Age of Digital Transformation

Technological advancements have led to changes in the economy and society. There have been five significant development stages in the last hundrets of years:

  • 1785 - 1845: Industrial Revolution
  • 1845 - 1900: Age of Steam and Railways
  • 1900 - 1950: Age of Electricity, Chemicals and Oil
  • 1950 - 1990: Aviation, Petrochemicals, Electronics
  • 1990 - 2020: Digital Revolution
  • 2020 - 2040: Artificial Intelligence…?

Today we are working in a digital world, where data is the most valuable asset. It is possible to work from anywhere, at any time, with any device. This has led to a massive increase in data generation and storage.

Data

Data is very valuable. It is valued from least to most:

  • Raw Data: just data (e.g. logs)
  • Subjective Data: interpreted and structured (e.g. opinions, ads)
  • General Knowledge: made available to the public (e.g. Wikipedia)
  • Contextual Knowledge: made available to selected group (e.g. Manuals)
  • Actuality: realtime is more valuable (e.g. News)
  • Advantages: data that provides an advantage to the receiving party (e.g. Strategies, Intelligence)
  • Intellectual Property: protected knowledge (e.g. Patents)
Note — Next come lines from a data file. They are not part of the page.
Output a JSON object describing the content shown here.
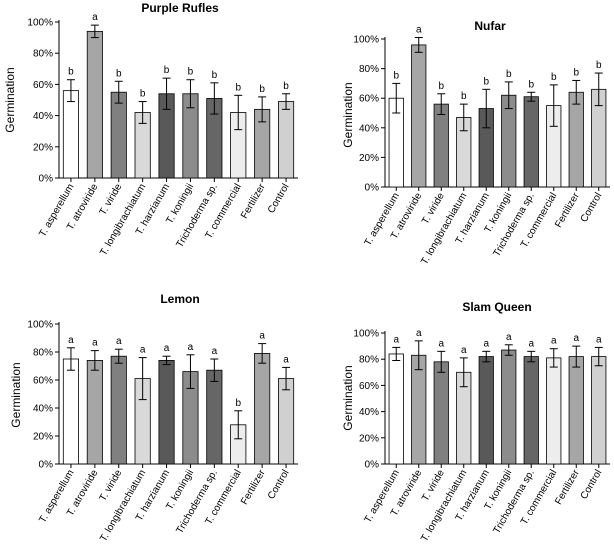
{
  "chart_data": [
    {
      "type": "bar",
      "title": "Purple Rufles",
      "ylabel": "Germination",
      "xlabel": "",
      "ylim": [
        0,
        100
      ],
      "yticks": [
        "0%",
        "20%",
        "40%",
        "60%",
        "80%",
        "100%"
      ],
      "categories": [
        "T. asperellum",
        "T. atroviride",
        "T. viride",
        "T. longibrachiatum",
        "T. harzianum",
        "T. koningii",
        "Trichoderma sp.",
        "T. commercial",
        "Fertilizer",
        "Control"
      ],
      "values": [
        56,
        94,
        55,
        42,
        54,
        54,
        51,
        42,
        44,
        49
      ],
      "errors": [
        7,
        4,
        7,
        7,
        10,
        9,
        10,
        11,
        8,
        5
      ],
      "letters": [
        "b",
        "a",
        "b",
        "b",
        "b",
        "b",
        "b",
        "b",
        "b",
        "b"
      ]
    },
    {
      "type": "bar",
      "title": "Nufar",
      "ylabel": "Germination",
      "xlabel": "",
      "ylim": [
        0,
        100
      ],
      "yticks": [
        "0%",
        "20%",
        "40%",
        "60%",
        "80%",
        "100%"
      ],
      "categories": [
        "T. asperellum",
        "T. atroviride",
        "T. viride",
        "T. longibrachiatum",
        "T. harzianum",
        "T. koningii",
        "Trichoderma sp.",
        "T. commercial",
        "Fertilizer",
        "Control"
      ],
      "values": [
        60,
        96,
        56,
        47,
        53,
        62,
        61,
        55,
        64,
        66
      ],
      "errors": [
        10,
        5,
        7,
        9,
        13,
        9,
        3,
        14,
        8,
        11
      ],
      "letters": [
        "b",
        "a",
        "b",
        "b",
        "b",
        "b",
        "b",
        "b",
        "b",
        "b"
      ]
    },
    {
      "type": "bar",
      "title": "Lemon",
      "ylabel": "Germination",
      "xlabel": "",
      "ylim": [
        0,
        100
      ],
      "yticks": [
        "0%",
        "20%",
        "40%",
        "60%",
        "80%",
        "100%"
      ],
      "categories": [
        "T. asperellum",
        "T. atroviride",
        "T. viride",
        "T. longibrachiatum",
        "T. harzianum",
        "T. koningii",
        "Trichoderma sp.",
        "T. commercial",
        "Fertilizer",
        "Control"
      ],
      "values": [
        75,
        74,
        77,
        61,
        74,
        66,
        67,
        28,
        79,
        61
      ],
      "errors": [
        8,
        7,
        5,
        15,
        3,
        12,
        8,
        10,
        7,
        8
      ],
      "letters": [
        "a",
        "a",
        "a",
        "a",
        "a",
        "a",
        "a",
        "b",
        "a",
        "a"
      ]
    },
    {
      "type": "bar",
      "title": "Slam Queen",
      "ylabel": "Germination",
      "xlabel": "",
      "ylim": [
        0,
        100
      ],
      "yticks": [
        "0%",
        "20%",
        "40%",
        "60%",
        "80%",
        "100%"
      ],
      "categories": [
        "T. asperellum",
        "T. atroviride",
        "T. viride",
        "T. longibrachiatum",
        "T. harzianum",
        "T. koningii",
        "Trichoderma sp.",
        "T. commercial",
        "Fertilizer",
        "Control"
      ],
      "values": [
        84,
        83,
        78,
        70,
        82,
        87,
        82,
        81,
        82,
        82
      ],
      "errors": [
        5,
        11,
        8,
        11,
        4,
        4,
        4,
        7,
        8,
        7
      ],
      "letters": [
        "a",
        "a",
        "a",
        "a",
        "a",
        "a",
        "a",
        "a",
        "a",
        "a"
      ]
    }
  ],
  "colors": {
    "bars": [
      "#ffffff",
      "#a6a6a6",
      "#808080",
      "#d9d9d9",
      "#595959",
      "#8c8c8c",
      "#666666",
      "#ededed",
      "#a6a6a6",
      "#d0d0d0"
    ],
    "axis": "#000000"
  }
}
Important: The value is also influenced by the availability and legality!

Price of Data

The following prices are from an analysis in 2008 from the black market:

Data TypePrice per RecordMarket Share
Credit Card$0.06 - $3032%
Bank Account$10 - $100019%
E-Mail with Password$0.1 - $1005%
E-Mail Address$0.33 - $1005%
Identities$0.7 - $604%
Spam Sender$2 - $403%
Phishing Attacks$2 - $403%

Differentiation of Data

Differentiation
Data differentiation diagram

Problems with Data

  • Too much or too little data
  • Uncertainty about correctness
  • Uncertainty about intent
  • Uncertainty about completeness
  • Uncertainty about timeliness
  • Uncertainty about sensitivity
  • Uncertainty about context
  • Unstructured data
  • Legacy data
  • Cost of storage and modeling

Data Lifecycle

A data lifecycle consists of many different steps and stages.

  • Modeling / Conceptualization: what data do I have and is needed?
  • Collection: how do I get the data?
  • Integrity: ensure correctness and completeness
  • Relevance: rate the relevance of the data
  • Classification: classify the data
  • Storage: how do I store the data?
  • Distribution: how do I distribute the data?
  • Conversion: how do I convert the data?
  • Categorization: how do I categorize the data?
  • Search: make data searchable for later use
  • Analysis: analyze the data
  • Integration / Correlation: integrate the data with other data
  • Backup: how do I backup the data?
  • Archiving: how do I archive the data?
  • Destruction: how do I delete the data?
  • Raw Data: what is raw data?
  • Master Data: what is master data?
  • Transaction Data: what is transaction data?
  • Metadata: what is metadata?
  • Deliniation: active or inactive data?

Value Chain

The value chain of data is as follows:

  1. Collection or Generation (e.g. logs, crm, paper, …)
  2. Storage (e.g. databases, warehouses, …)
  3. Validation (e.g. quality, completeness, …)
  4. Processing / Analysis (e.g. business intelligence, analytics, statistics, …)
  5. Distribution (e.g. reports, dashboards, …)

Data in ITSM

  • Generation of technical data (e.g. logs, monitoring)
  • Generation of business data (e.g. crm, erp, documents)
  • Management of storage assets (e.g. databases, warehouses)
  • Service continuity and availability management
  • Knowledge management

Escrow

Escrow is a legal concept where a third party holds something of value until a condition is met. This is often used in software development, where the source code is held by a third party until the software is delivered. This ensures that the software can be maintained and developed further, even if the original developer is not available anymore.